Sushi Girl doesn’t pull any punches and his with such ferocity you’ll inch to the edge of your seat to figure out how the situation will all turn out. The trust is thin among the group and rightfully so as the characters in this game of chess are personally all different. Six years ago, Fish is a rookie looking to score big, but when he does his stint in prison and is released, all Fish wants to do is go home and wash his hands clean of the everything. The other characters don’t see it that way. Max is the hasty muscle of the group and can barely maintain his psychotic nature, most likely caused by his mountain of daddy abuse issues. Crow is also a psychotic individual, but a different kind of species; Crow’s wit, flamboyant, and sadist qualities make him a sheep and wolves clothing. Francis is like Fish by trying to come clean, but this former coke addict doesn’t have the fortitude to save anybody nor save himself from his addiction. And then there is Duke. Duke is educated, suave, a con man, and a killer. He can control the wound up Max, he can out wit the wolf Crow, and he can get under the skin of recovering druggie Francis. Fish is the only character who can stand up to all three of them, but the scenario is nothing as it seems.
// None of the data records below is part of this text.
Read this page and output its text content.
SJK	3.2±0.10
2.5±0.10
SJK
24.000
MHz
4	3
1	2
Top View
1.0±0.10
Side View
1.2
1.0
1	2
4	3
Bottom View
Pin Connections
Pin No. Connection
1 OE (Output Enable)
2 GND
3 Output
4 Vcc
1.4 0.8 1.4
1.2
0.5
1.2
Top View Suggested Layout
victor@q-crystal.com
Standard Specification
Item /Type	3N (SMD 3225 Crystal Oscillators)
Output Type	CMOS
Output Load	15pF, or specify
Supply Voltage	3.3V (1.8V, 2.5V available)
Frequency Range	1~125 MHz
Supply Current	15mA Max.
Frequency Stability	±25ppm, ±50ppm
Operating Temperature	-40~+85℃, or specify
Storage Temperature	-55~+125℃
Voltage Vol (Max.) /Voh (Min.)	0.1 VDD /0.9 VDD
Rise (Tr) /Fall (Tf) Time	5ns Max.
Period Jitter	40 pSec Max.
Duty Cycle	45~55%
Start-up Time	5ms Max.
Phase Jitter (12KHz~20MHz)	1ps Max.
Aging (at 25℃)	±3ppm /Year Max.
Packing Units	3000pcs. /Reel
I never thought Mark Hamill could be a character actor. Hamill, to me, will never break away from being Luke Skywalker – I mean he is even rumored to be in J.J. Abrams Episode VII – but Crow could be Hamill’s saving grace. Hamill’s range as an actor has expanded two folds and I have a theory that Robot Chicken and the animated superhero movies have helped Hamills out by utilizing his voice talents. The character has become the most unique character I’ve seen in a year. Good for Hamills as he has earned my respect as an actor. As for the other cast, well they’re a bit overshadowed by Crow, but they’re still worth mentioning. I’ve always had a soft spot for James Duvall ever since I saw him play another drug addict named Jimmy in Cornered! Duvall is like Tracey Walter in the sense that Duvall is a great supporting actor for any film – big or low-budget. Candyman himself Tony Todd, also executive producer, handles the role of Duke with ease. The man is a pro at being heartless, ruthless, calm and collective. His tall stature and baritone voice doesn’t hurt either. Plus, Courtney Palm, the sushi girl, has a drool-over body to die for.

Don’t be fooled by advertising that state this film has the Robert Rodriguez line up of stars like Michael Biehn, Jeff Fahey, and Danny Trejo in it and though the statement is true, their total screen time is about three minutes at the most..? I did read on IMDB’s trivia page that Biehn waved his acting fee due to a favor for smoking hot actress and Sushi Girl producer Electra Avellan (aka Babysitter Twin in Planet Terror). But these brief scenes of great actors don’t make Sushi Girl the greatest cult crime thriller since The French Connection, no. Saxton creates tension between the main characters, in a small room, with sushi on top of a naked woman and he delivers such a twist at the end, you won’t see it coming. You know there will be one, but what exactly the twist is will be unexpected.

Sushi Girl is brutality at it’s bare-bloody-knuckled best and really does resemble a sort of Reservoir Dogs feel with the trust issues amongst the group and the terrific torture scene goes without saying. Magnet Releasing has yet another winning release. Pick up your copy today!